Sheridan Trust and Savings Bank Building


The Sheridan Trust and Savings Bank Building, currently known as the Bridgeview Bank Building, is a 12-story terra cotta building at 4753 North Broadway Avenue in Uptown, Chicago. The first eight floors of the structure were built in 1924 by Marshall and Fox. Huszagh and Hill added a four-story addition in 1928. The City of Chicago granted the structure Chicago Landmark status on October 8, 2008.
The building's original tenant, the Sheridan Trust and Savings Bank, failed in 1931. Uptown National Bank began using the building in 1937. The bank and the building were acquired by Bridgeview Bank in 2003. In 2018, Bridgeview Bank was acquired by First Midwest Bank in a merger, but the building retained its name.
The building is home to a number of non-profit organizations and social service agencies, which have served low-income, immigrant, and refugee communities in the Uptown area.

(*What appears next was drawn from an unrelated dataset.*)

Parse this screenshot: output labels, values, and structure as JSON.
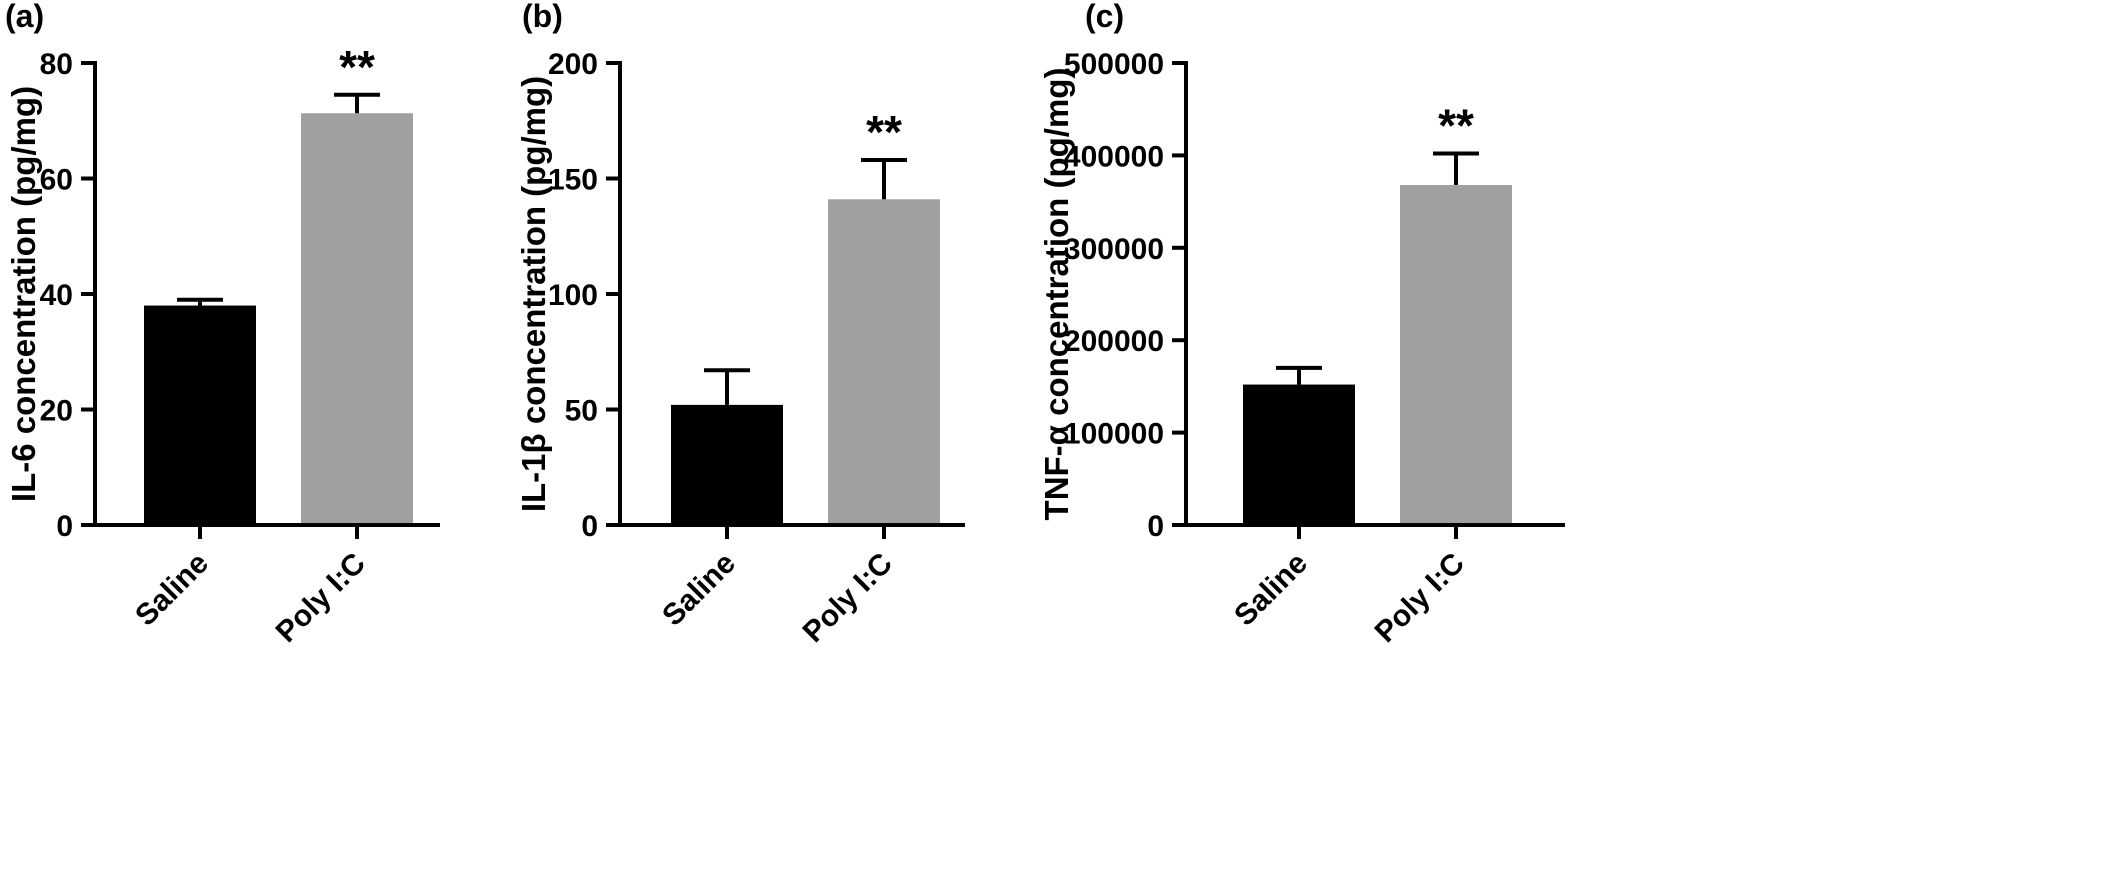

In 2019, the building was bought by the real estate developer Cedar Street, with plans to convert most of the building into residential units, displacing the non-profits currently present.

In popular culture

In an episode of the television series M*A*S*H in March 1977, a patient from Chicago tells Col. Sherman T. Potter that this bank exists at the southeast corner of Broadway and Lawrence after Potter mistakenly believes a tavern stood on the site.
The interior of the building was used in the 2009 film Public Enemies.